We analyze the behaviors of open LLMs on the task of data-to-text (D2T) generation, i.e., generating coherent and relevant text from structured data. To avoid the issue of LLM training data contamination with standard benchmarks, we design Quintd - a tool for collecting novel structured data records from public APIs. Using a dataset collected with Quintd and leveraging reference-free evaluation, we analyze model behaviors on five D2T generation tasks. We find that recent open LLMs (Llama2, Mistral, and Zephyr) can generate fluent and coherent text from standard data formats in zero-shot settings. However, we also show that the semantic accuracy of the outputs is a major issue: both according to our GPT-4-based metric and human annotators, more than 80% of the outputs of open LLMs contain a semantic error. We publicly release the code, data, and model outputs.

Overview

  • LLMs are explored for data-to-text (D2T) generation, a task that requires generating text from structured data with fluency and semantic accuracy.

  • The paper introduces Quintd-1, a new benchmark with structured data records in five domains, designed for evaluating LLMs' performance in D2T tasks without the bias of overfitting.

  • An experimental study with three 7B-parameter open-source LLMs shows that while they can produce fluent text, 80%-91% of their outputs contain semantic errors.

  • The authors suggest a shift in focus towards semantic accuracy, efficiency in processing long data, and the use of reproducible evaluation methods for D2T generation.

  • The research provides insights for creating more accurate LLMs for D2T tasks and considers the challenges of multilinguality and practical applications.

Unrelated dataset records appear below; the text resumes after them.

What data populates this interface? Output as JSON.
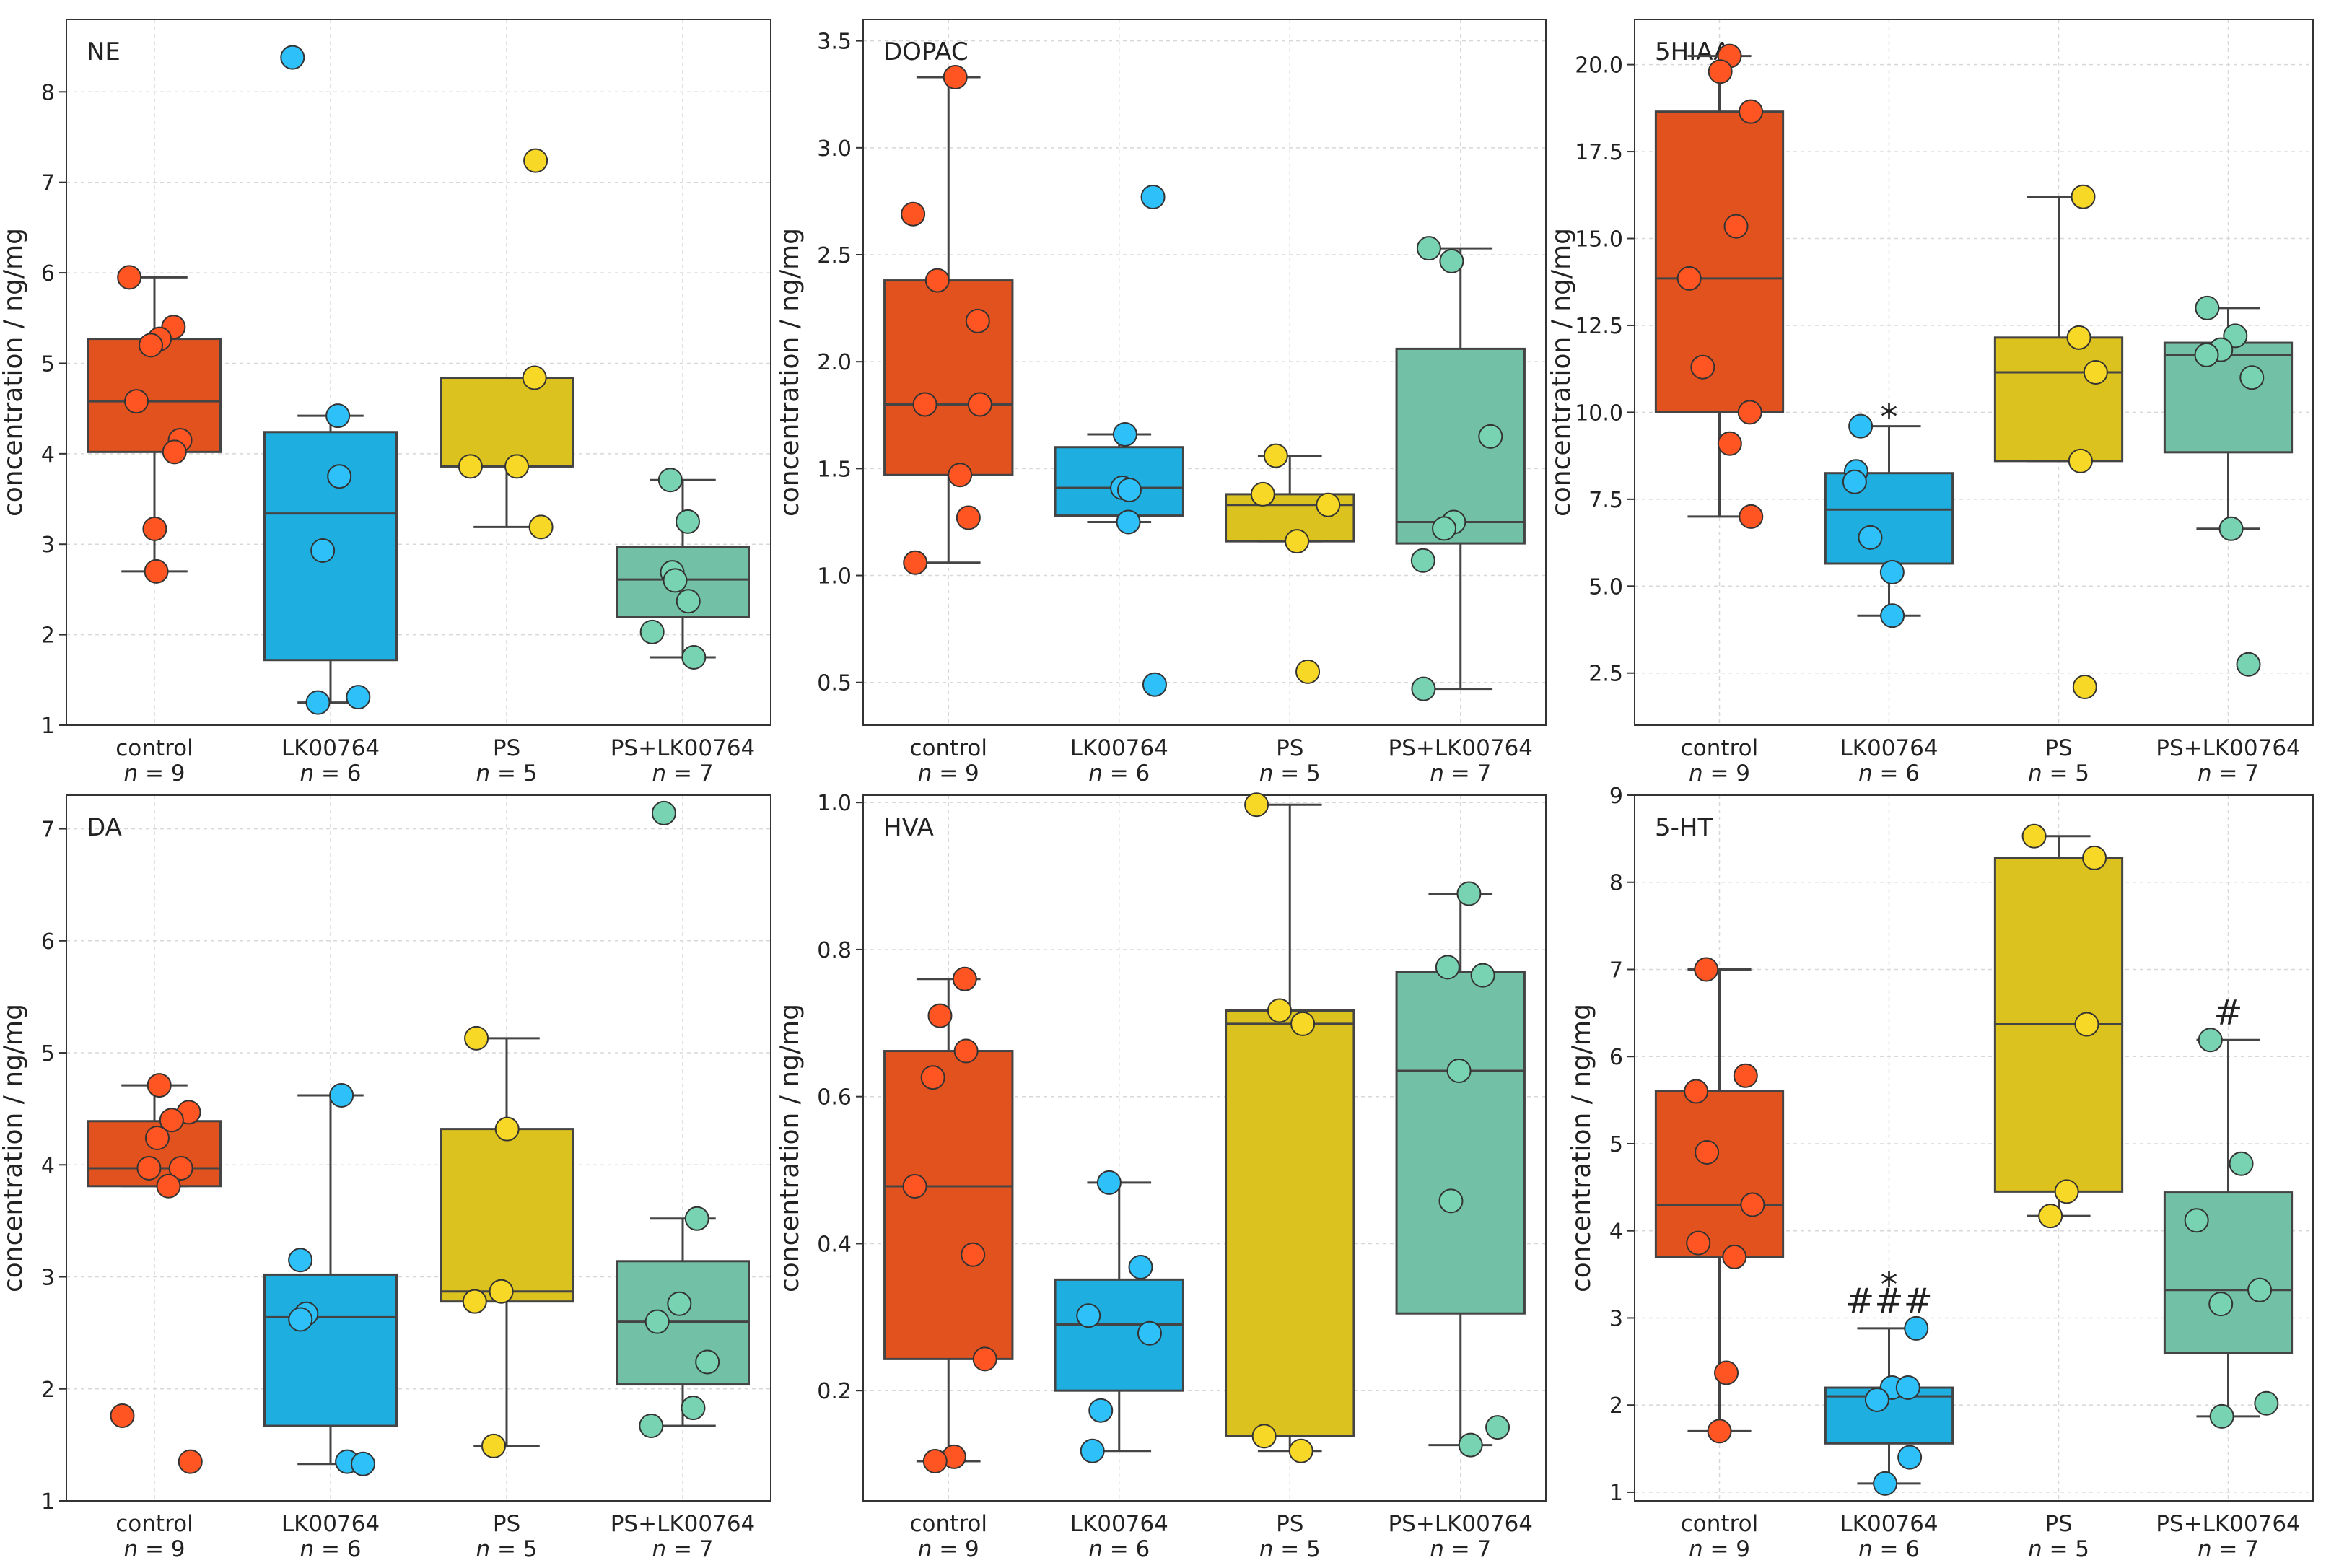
{
  "colors": {
    "control": "#E2521E",
    "LK00764": "#1FAEE0",
    "PS": "#DCC21E",
    "PS+LK00764": "#72C1A6",
    "point_control": "#FF5522",
    "point_LK00764": "#2EC0F8",
    "point_PS": "#F8D827",
    "point_PS+LK00764": "#78D3B2",
    "line": "#444444"
  },
  "chart_data": [
    {
      "type": "box",
      "title": "NE",
      "ylabel": "concentration / ng/mg",
      "ylim": [
        1,
        8.8
      ],
      "yticks": [
        1,
        2,
        3,
        4,
        5,
        6,
        7,
        8
      ],
      "tick_decimals": 0,
      "groups": [
        {
          "name": "control",
          "n_label": "n = 9",
          "q1": 4.02,
          "median": 4.58,
          "q3": 5.27,
          "whisker_low": 2.7,
          "whisker_high": 5.95,
          "points": [
            5.95,
            5.4,
            5.27,
            5.2,
            4.58,
            4.15,
            4.02,
            3.17,
            2.7
          ],
          "annotations": []
        },
        {
          "name": "LK00764",
          "n_label": "n = 6",
          "q1": 1.72,
          "median": 3.34,
          "q3": 4.24,
          "whisker_low": 1.25,
          "whisker_high": 4.42,
          "points": [
            8.38,
            4.42,
            3.75,
            2.93,
            1.31,
            1.25
          ],
          "annotations": []
        },
        {
          "name": "PS",
          "n_label": "n = 5",
          "q1": 3.86,
          "median": 3.86,
          "q3": 4.84,
          "whisker_low": 3.19,
          "whisker_high": 4.84,
          "points": [
            7.24,
            4.84,
            3.86,
            3.86,
            3.19
          ],
          "annotations": []
        },
        {
          "name": "PS+LK00764",
          "n_label": "n = 7",
          "q1": 2.2,
          "median": 2.61,
          "q3": 2.97,
          "whisker_low": 1.75,
          "whisker_high": 3.71,
          "points": [
            3.71,
            3.25,
            2.69,
            2.6,
            2.37,
            2.03,
            1.75
          ],
          "annotations": []
        }
      ]
    },
    {
      "type": "box",
      "title": "DOPAC",
      "ylabel": "concentration / ng/mg",
      "ylim": [
        0.3,
        3.6
      ],
      "yticks": [
        0.5,
        1.0,
        1.5,
        2.0,
        2.5,
        3.0,
        3.5
      ],
      "tick_decimals": 1,
      "groups": [
        {
          "name": "control",
          "n_label": "n = 9",
          "q1": 1.47,
          "median": 1.8,
          "q3": 2.38,
          "whisker_low": 1.06,
          "whisker_high": 3.33,
          "points": [
            3.33,
            2.69,
            2.38,
            2.19,
            1.8,
            1.8,
            1.47,
            1.27,
            1.06
          ],
          "annotations": []
        },
        {
          "name": "LK00764",
          "n_label": "n = 6",
          "q1": 1.28,
          "median": 1.41,
          "q3": 1.6,
          "whisker_low": 1.25,
          "whisker_high": 1.66,
          "points": [
            2.77,
            1.66,
            1.41,
            1.4,
            1.25,
            0.49
          ],
          "annotations": []
        },
        {
          "name": "PS",
          "n_label": "n = 5",
          "q1": 1.16,
          "median": 1.33,
          "q3": 1.38,
          "whisker_low": 1.16,
          "whisker_high": 1.56,
          "points": [
            1.56,
            1.38,
            1.33,
            1.16,
            0.55
          ],
          "annotations": []
        },
        {
          "name": "PS+LK00764",
          "n_label": "n = 7",
          "q1": 1.15,
          "median": 1.25,
          "q3": 2.06,
          "whisker_low": 0.47,
          "whisker_high": 2.53,
          "points": [
            2.53,
            2.47,
            1.65,
            1.25,
            1.22,
            1.07,
            0.47
          ],
          "annotations": []
        }
      ]
    },
    {
      "type": "box",
      "title": "5HIAA",
      "ylabel": "concentration / ng/mg",
      "ylim": [
        1.0,
        21.3
      ],
      "yticks": [
        2.5,
        5.0,
        7.5,
        10.0,
        12.5,
        15.0,
        17.5,
        20.0
      ],
      "tick_decimals": 1,
      "groups": [
        {
          "name": "control",
          "n_label": "n = 9",
          "q1": 10.0,
          "median": 13.85,
          "q3": 18.65,
          "whisker_low": 7.0,
          "whisker_high": 20.25,
          "points": [
            20.25,
            19.8,
            18.65,
            15.35,
            13.85,
            11.3,
            10.0,
            9.1,
            7.0
          ],
          "annotations": []
        },
        {
          "name": "LK00764",
          "n_label": "n = 6",
          "q1": 5.65,
          "median": 7.2,
          "q3": 8.25,
          "whisker_low": 4.15,
          "whisker_high": 9.6,
          "points": [
            9.6,
            8.3,
            8.0,
            6.4,
            5.4,
            4.15
          ],
          "annotations": [
            "*"
          ]
        },
        {
          "name": "PS",
          "n_label": "n = 5",
          "q1": 8.6,
          "median": 11.15,
          "q3": 12.15,
          "whisker_low": 8.6,
          "whisker_high": 16.2,
          "points": [
            16.2,
            12.15,
            11.15,
            8.6,
            2.1
          ],
          "annotations": []
        },
        {
          "name": "PS+LK00764",
          "n_label": "n = 7",
          "q1": 8.85,
          "median": 11.65,
          "q3": 12.0,
          "whisker_low": 6.65,
          "whisker_high": 13.0,
          "points": [
            13.0,
            12.2,
            11.8,
            11.65,
            11.0,
            6.65,
            2.75
          ],
          "annotations": []
        }
      ]
    },
    {
      "type": "box",
      "title": "DA",
      "ylabel": "concentration / ng/mg",
      "ylim": [
        1,
        7.3
      ],
      "yticks": [
        1,
        2,
        3,
        4,
        5,
        6,
        7
      ],
      "tick_decimals": 0,
      "groups": [
        {
          "name": "control",
          "n_label": "n = 9",
          "q1": 3.81,
          "median": 3.97,
          "q3": 4.39,
          "whisker_low": 3.81,
          "whisker_high": 4.71,
          "points": [
            4.71,
            4.47,
            4.4,
            4.24,
            3.97,
            3.97,
            3.81,
            1.76,
            1.35
          ],
          "annotations": []
        },
        {
          "name": "LK00764",
          "n_label": "n = 6",
          "q1": 1.67,
          "median": 2.64,
          "q3": 3.02,
          "whisker_low": 1.33,
          "whisker_high": 4.62,
          "points": [
            4.62,
            3.15,
            2.67,
            2.62,
            1.35,
            1.33
          ],
          "annotations": []
        },
        {
          "name": "PS",
          "n_label": "n = 5",
          "q1": 2.78,
          "median": 2.87,
          "q3": 4.32,
          "whisker_low": 1.49,
          "whisker_high": 5.13,
          "points": [
            5.13,
            4.32,
            2.87,
            2.78,
            1.49
          ],
          "annotations": []
        },
        {
          "name": "PS+LK00764",
          "n_label": "n = 7",
          "q1": 2.04,
          "median": 2.6,
          "q3": 3.14,
          "whisker_low": 1.67,
          "whisker_high": 3.52,
          "points": [
            7.14,
            3.52,
            2.76,
            2.6,
            2.24,
            1.83,
            1.67
          ],
          "annotations": []
        }
      ]
    },
    {
      "type": "box",
      "title": "HVA",
      "ylabel": "concentration / ng/mg",
      "ylim": [
        0.05,
        1.01
      ],
      "yticks": [
        0.2,
        0.4,
        0.6,
        0.8,
        1.0
      ],
      "tick_decimals": 1,
      "groups": [
        {
          "name": "control",
          "n_label": "n = 9",
          "q1": 0.243,
          "median": 0.478,
          "q3": 0.662,
          "whisker_low": 0.104,
          "whisker_high": 0.76,
          "points": [
            0.76,
            0.71,
            0.662,
            0.626,
            0.478,
            0.385,
            0.243,
            0.11,
            0.104
          ],
          "annotations": []
        },
        {
          "name": "LK00764",
          "n_label": "n = 6",
          "q1": 0.2,
          "median": 0.29,
          "q3": 0.351,
          "whisker_low": 0.118,
          "whisker_high": 0.483,
          "points": [
            0.483,
            0.368,
            0.302,
            0.278,
            0.173,
            0.118
          ],
          "annotations": []
        },
        {
          "name": "PS",
          "n_label": "n = 5",
          "q1": 0.138,
          "median": 0.699,
          "q3": 0.717,
          "whisker_low": 0.118,
          "whisker_high": 0.997,
          "points": [
            0.997,
            0.717,
            0.699,
            0.138,
            0.118
          ],
          "annotations": []
        },
        {
          "name": "PS+LK00764",
          "n_label": "n = 7",
          "q1": 0.305,
          "median": 0.635,
          "q3": 0.77,
          "whisker_low": 0.126,
          "whisker_high": 0.876,
          "points": [
            0.876,
            0.776,
            0.765,
            0.635,
            0.458,
            0.15,
            0.126
          ],
          "annotations": []
        }
      ]
    },
    {
      "type": "box",
      "title": "5-HT",
      "ylabel": "concentration / ng/mg",
      "ylim": [
        0.9,
        9.0
      ],
      "yticks": [
        1,
        2,
        3,
        4,
        5,
        6,
        7,
        8,
        9
      ],
      "tick_decimals": 0,
      "groups": [
        {
          "name": "control",
          "n_label": "n = 9",
          "q1": 3.7,
          "median": 4.3,
          "q3": 5.6,
          "whisker_low": 1.7,
          "whisker_high": 7.0,
          "points": [
            7.0,
            5.78,
            5.6,
            4.9,
            4.3,
            3.86,
            3.7,
            2.37,
            1.7
          ],
          "annotations": []
        },
        {
          "name": "LK00764",
          "n_label": "n = 6",
          "q1": 1.56,
          "median": 2.1,
          "q3": 2.2,
          "whisker_low": 1.1,
          "whisker_high": 2.88,
          "points": [
            2.88,
            2.2,
            2.2,
            2.06,
            1.4,
            1.1
          ],
          "annotations": [
            "###",
            "*"
          ]
        },
        {
          "name": "PS",
          "n_label": "n = 5",
          "q1": 4.45,
          "median": 6.37,
          "q3": 8.28,
          "whisker_low": 4.17,
          "whisker_high": 8.53,
          "points": [
            8.53,
            8.28,
            6.37,
            4.45,
            4.17
          ],
          "annotations": []
        },
        {
          "name": "PS+LK00764",
          "n_label": "n = 7",
          "q1": 2.6,
          "median": 3.32,
          "q3": 4.44,
          "whisker_low": 1.87,
          "whisker_high": 6.19,
          "points": [
            6.19,
            4.77,
            4.12,
            3.32,
            3.16,
            2.02,
            1.87
          ],
          "annotations": [
            "#"
          ]
        }
      ]
    }
  ]
}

Overview of LLMs and Data-to-Text Generation

LLMs have become widely recognized for their versatile applications in NLP. One intriguing application is data-to-text (D2T) generation, where the challenge lies in creating coherent text from structured data. This requires not just fluency in language generation, but also maintaining semantic accuracy—a notable challenge for LLMs. This blog post discusses an innovative approach to evaluating the performance of LLMs in D2T tasks that sidesteps conventional benchmarks which might be biased due to overfitting on leaked data.

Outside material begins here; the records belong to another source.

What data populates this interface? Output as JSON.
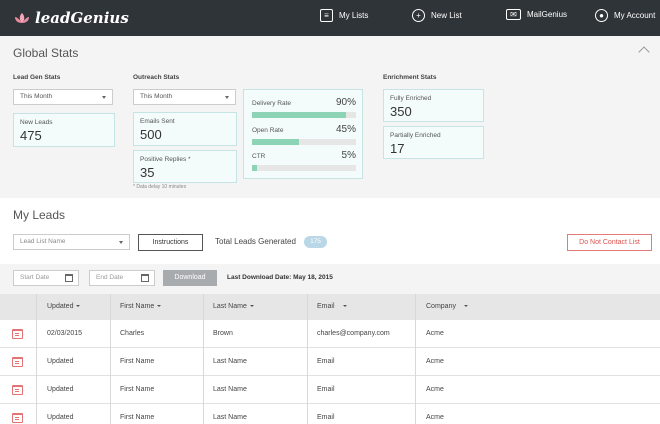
{
  "brand": {
    "name": "leadGenius"
  },
  "nav": {
    "my_lists": "My Lists",
    "new_list": "New List",
    "mailgenius": "MailGenius",
    "my_account": "My Account"
  },
  "global_stats": {
    "title": "Global Stats",
    "lead_gen": {
      "title": "Lead Gen Stats",
      "period": "This Month",
      "new_leads_label": "New Leads",
      "new_leads_value": "475"
    },
    "outreach": {
      "title": "Outreach Stats",
      "period": "This Month",
      "emails_sent_label": "Emails Sent",
      "emails_sent_value": "500",
      "positive_replies_label": "Positive Replies *",
      "positive_replies_value": "35",
      "note": "* Data delay 10 minutes",
      "rates": [
        {
          "label": "Delivery Rate",
          "pct": "90%",
          "fill": 0.9
        },
        {
          "label": "Open Rate",
          "pct": "45%",
          "fill": 0.45
        },
        {
          "label": "CTR",
          "pct": "5%",
          "fill": 0.05
        }
      ]
    },
    "enrichment": {
      "title": "Enrichment Stats",
      "fully_label": "Fully Enriched",
      "fully_value": "350",
      "partially_label": "Partially Enriched",
      "partially_value": "17"
    }
  },
  "my_leads": {
    "title": "My Leads",
    "lead_list_placeholder": "Lead List Name",
    "instructions_label": "Instructions",
    "total_label": "Total Leads Generated",
    "total_value": "175",
    "do_not_contact_label": "Do Not Contact List",
    "start_date_placeholder": "Start Date",
    "end_date_placeholder": "End Date",
    "download_label": "Download",
    "last_download": "Last Download Date: May 18, 2015"
  },
  "table": {
    "columns": [
      "Updated",
      "First Name",
      "Last Name",
      "Email",
      "Company"
    ],
    "rows": [
      [
        "02/03/2015",
        "Charles",
        "Brown",
        "charles@company.com",
        "Acme"
      ],
      [
        "Updated",
        "First Name",
        "Last Name",
        "Email",
        "Acme"
      ],
      [
        "Updated",
        "First Name",
        "Last Name",
        "Email",
        "Acme"
      ],
      [
        "Updated",
        "First Name",
        "Last Name",
        "Email",
        "Acme"
      ]
    ]
  },
  "colors": {
    "topbar": "#2f3439",
    "accent_green": "#8dd3b6",
    "badge": "#b9d7e6",
    "danger": "#d9534f",
    "row_icon": "#e57373"
  }
}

Quintd-1: A New Benchmark for D2T Evaluation

Researchers have devised Quintd-1, a new benchmark that consists of structured data records across five different domains—weather forecasts, product descriptions, sports summaries, health-related time series and world fact descriptions. Quintd-1 relies on standard data formats like JSON, CSV, and Markdown to provide inputs for D2T tasks that are well-represented in the pretraining corpora of many LLMs. This strategy leverages the 'in-context learning abilities' of these models, allowing evaluation without the need for human-written reference texts.

Methodology and Model Behavior

The study explores the capabilities of three open-source 7B-parameter LLMs—Llama-2, Mistral, and Zephyr—to perform D2T tasks across various domains. The experimental setup is straightforward, using a template prompt across all tasks to see if models can generate outputs on unseen data with minimal prompt engineering. The findings show that while the models can produce fluent text, approximately 80%–91% of the outputs involve some form of semantic error, highlighting the struggle with semantic accuracy.

Moving Forward with D2T Generation

The insights from this work prompt several recommendations. Primarily, the focus should shift from linguistic fluency to semantic accuracies, such as improving content selection and factual correctness. Efficiency should be another area of consideration, especially when dealing with long data inputs. Finally, the research underscores the importance of reproducible and unbiased evaluation methods, signaling a path forward for future studies using LLMs for D2T generation.

The paper paves the way for better D2T systems by providing detailed observations, data, and insights that can help in creating more reliable and accurate language generation models in the future. It also opens up considerations such as multilinguality and real-world application of D2T systems. Given the complexities and nuances of natural language, the journey of refining LLMs to impeccably perform D2T tasks is ongoing, yet promising.